To find out, we spoke recently with Jas Batra. He’s VP of New Technologies at MJP Technologies, an IT services provider in Ventura, Calif. Jas is a good person to ask; he recently completed over a half-dozen IPU Competencies. What follows is an edited version of our conversation.
Jas Batra, VP of new technologies, MJP Technologies
What’s been the main benefit you’ve received from training with IPU Competencies?
The Intel trainings are short and sweet. That’s great. They go directly to what we need. For each technology, there are a half-dozen or so training modules—it varies by competency—they cover everything you need to know. You do it, you learn it, you take the test, and you’re done.
The Competencies are highly focused, and they get straight to the nitty-gritty. They avoid the basic stuff we covered years ago and don’t need to hear again. I hate sitting through an all-day class when I need just one component that they’re not going to cover until the end of the day.
With so many people now working from home, how do IPU Competencies fit in?
That’s another great thing about the short modules. When do you have time? I’m working from home, I’ve got so many things going on, and I can’t sit for an hour straight. Especially with a kid in the house. Shorter modules make that so much more convenient. Yet you’re still getting all the information you need.
Do Competencies help you serve your customers? If so, how?
Absolutely. I’m going to easily turn around the technology into something we can sell to our customers. Our customers don’t speak technology. They speak ROI. They want to know, “What’s it going to do for my business?”
Also, because the modules are so short—some are just 10 minutes—the information is easy to retain. When you have a two-hour class, it can be hard to remember the first 30 minutes, especially if some parts aren’t relevant to your needs. But with these short and to-the-point modules, retaining the information is easy.
For example, I took the Gaming Systems Competency training and was pleased to see that a course addressed overclocking some of Intel’s high-end processors with details on how to get the best tuning, rather than by trial and error. That’s exactly what I need to know.
How detailed are the IPU Competency trainings?
In the technical competencies, they get quite detailed. For example, in the Intel Optane Technology Data Center Technical competency, they have you go through the command-line details. That’s to make sure you understand which commands you have to run, and what the command will do. These are the details we’ll need to actually implement.
Can you give an example of how information from an IPU Competency training helped you serve or influence a customer?
Sure. I completed the Intel Optane Technology Data Center Solution and Technology Competencies, and I earned the badges. Then I realized that with VMware vSAN—we do a lot of VMware-based solutions—one customer’s implementation would actually be much different when using Intel Optane technology.
Compared with a regular 3D NAND, this would give the customer higher IOPS [input-output operations/sec.] with fewer drives. Their cost would be about the same, maybe even a little less. But the main benefit would be the speed with which they could get the VMs fired up. So now that I understand Intel Optane technology, I can offer not only this customer a better solution, but other customers as well, both now and in the future.
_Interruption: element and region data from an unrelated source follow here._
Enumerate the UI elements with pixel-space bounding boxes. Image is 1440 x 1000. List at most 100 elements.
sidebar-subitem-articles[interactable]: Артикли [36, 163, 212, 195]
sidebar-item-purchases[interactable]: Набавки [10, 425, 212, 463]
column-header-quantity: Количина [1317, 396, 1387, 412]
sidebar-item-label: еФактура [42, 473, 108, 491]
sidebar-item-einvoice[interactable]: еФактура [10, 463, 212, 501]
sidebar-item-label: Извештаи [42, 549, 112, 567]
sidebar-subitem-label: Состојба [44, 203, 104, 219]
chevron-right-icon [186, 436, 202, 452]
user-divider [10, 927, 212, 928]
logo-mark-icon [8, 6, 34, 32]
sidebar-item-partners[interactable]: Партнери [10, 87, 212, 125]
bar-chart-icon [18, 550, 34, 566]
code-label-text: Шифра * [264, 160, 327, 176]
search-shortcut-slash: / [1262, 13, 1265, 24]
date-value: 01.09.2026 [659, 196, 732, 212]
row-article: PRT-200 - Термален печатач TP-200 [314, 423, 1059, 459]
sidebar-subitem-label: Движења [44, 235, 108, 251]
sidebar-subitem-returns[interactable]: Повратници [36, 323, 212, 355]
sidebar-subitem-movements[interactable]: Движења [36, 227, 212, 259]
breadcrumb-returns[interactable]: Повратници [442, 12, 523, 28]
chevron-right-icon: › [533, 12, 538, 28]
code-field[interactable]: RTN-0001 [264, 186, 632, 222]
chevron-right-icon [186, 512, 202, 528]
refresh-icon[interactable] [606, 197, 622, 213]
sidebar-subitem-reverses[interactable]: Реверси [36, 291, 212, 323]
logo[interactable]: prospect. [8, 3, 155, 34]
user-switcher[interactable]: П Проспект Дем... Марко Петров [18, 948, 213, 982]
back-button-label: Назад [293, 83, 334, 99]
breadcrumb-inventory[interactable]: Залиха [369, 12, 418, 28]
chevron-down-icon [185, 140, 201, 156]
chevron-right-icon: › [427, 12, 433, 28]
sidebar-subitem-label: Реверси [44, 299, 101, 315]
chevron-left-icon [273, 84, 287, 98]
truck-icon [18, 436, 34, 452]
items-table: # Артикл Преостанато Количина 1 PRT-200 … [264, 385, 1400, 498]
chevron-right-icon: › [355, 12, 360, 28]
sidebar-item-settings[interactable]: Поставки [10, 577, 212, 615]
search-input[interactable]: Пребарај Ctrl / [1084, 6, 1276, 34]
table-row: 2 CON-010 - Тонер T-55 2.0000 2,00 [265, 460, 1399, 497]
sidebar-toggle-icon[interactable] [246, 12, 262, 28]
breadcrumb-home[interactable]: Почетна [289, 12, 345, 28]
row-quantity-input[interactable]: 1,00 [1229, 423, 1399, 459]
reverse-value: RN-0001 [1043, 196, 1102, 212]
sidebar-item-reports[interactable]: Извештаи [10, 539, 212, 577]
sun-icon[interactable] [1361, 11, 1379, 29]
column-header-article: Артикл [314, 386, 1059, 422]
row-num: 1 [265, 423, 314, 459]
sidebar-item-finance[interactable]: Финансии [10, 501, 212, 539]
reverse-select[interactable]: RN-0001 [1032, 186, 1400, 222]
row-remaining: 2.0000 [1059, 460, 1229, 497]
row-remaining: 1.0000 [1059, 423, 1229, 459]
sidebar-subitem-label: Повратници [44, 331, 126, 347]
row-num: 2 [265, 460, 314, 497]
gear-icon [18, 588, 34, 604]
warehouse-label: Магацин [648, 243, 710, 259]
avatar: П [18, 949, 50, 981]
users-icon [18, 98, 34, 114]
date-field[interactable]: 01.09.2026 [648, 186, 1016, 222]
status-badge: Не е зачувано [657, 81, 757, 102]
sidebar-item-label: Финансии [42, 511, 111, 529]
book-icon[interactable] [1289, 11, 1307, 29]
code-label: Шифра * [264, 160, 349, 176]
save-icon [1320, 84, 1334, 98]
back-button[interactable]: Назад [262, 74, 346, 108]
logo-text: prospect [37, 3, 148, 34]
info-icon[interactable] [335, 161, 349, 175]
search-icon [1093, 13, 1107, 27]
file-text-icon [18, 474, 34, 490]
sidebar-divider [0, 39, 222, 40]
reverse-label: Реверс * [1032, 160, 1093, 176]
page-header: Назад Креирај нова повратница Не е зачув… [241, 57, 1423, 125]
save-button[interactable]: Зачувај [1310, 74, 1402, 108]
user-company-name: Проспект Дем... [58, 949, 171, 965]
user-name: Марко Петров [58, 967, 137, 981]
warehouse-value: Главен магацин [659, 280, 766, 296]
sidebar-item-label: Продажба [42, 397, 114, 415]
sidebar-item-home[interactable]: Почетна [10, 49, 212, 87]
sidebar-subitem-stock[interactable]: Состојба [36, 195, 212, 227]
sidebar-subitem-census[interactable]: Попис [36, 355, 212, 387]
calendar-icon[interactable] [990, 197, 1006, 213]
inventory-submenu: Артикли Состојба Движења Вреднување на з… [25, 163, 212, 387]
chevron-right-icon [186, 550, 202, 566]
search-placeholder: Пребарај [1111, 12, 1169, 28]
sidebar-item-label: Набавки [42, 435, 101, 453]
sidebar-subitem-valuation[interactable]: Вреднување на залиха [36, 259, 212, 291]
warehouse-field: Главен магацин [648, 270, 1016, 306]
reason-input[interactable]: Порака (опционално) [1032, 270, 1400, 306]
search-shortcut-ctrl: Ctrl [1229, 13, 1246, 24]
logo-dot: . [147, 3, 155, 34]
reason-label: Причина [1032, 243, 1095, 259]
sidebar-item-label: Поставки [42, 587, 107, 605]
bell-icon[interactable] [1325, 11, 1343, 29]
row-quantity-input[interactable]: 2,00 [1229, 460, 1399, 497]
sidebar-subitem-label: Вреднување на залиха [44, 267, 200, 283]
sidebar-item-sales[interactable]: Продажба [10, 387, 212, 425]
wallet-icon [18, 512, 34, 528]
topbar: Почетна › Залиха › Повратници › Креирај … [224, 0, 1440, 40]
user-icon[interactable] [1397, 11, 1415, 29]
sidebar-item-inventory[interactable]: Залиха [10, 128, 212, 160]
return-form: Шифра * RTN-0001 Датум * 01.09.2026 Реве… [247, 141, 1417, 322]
That also helped with the customer’s VMware vSAN solution, which we’re basing on Intel Optane technology. There were a couple commands in the training that we were able to use with the customer, too. Given how quick the modules are, they cover a lot of detail, which was a pleasant surprise.
For this customer, what’s been the main benefit?
We actually did a proof-of-concept for them. It was completed a few weeks ago, and now we’re waiting for the customer’s approval. We’re going with Intel Optane DC SSDs, rather than with 3D NAND SSDs as we’d have done in the past.
This customer serves K-12 students, and they have a VMware environment. So we used the same exact hardware; all we did was swap out the drives. When they saw how much faster things would fire up and respond with Intel Optane DC SSDs, they realized this solution could deliver results in a lot less time.
Also, we’ve done the testing, and we’ve had some calls with our Intel sales rep and technology leads to validate the solution. We wouldn’t have done that without the Intel Optane DC Technology training.
How important to customers are the Competency badges?
With new customers, someone you’re presenting to for the first time, it’s important. New customers want to know your background, your competencies, your areas of experience. This is where the badges really make a difference.
Have other MJP employees taken the trainings?
Yes, a few others have. Within just minutes, they had ideas about something new we could offer our customers. It’s a good use of our time, as it produces a return that’s almost immediate.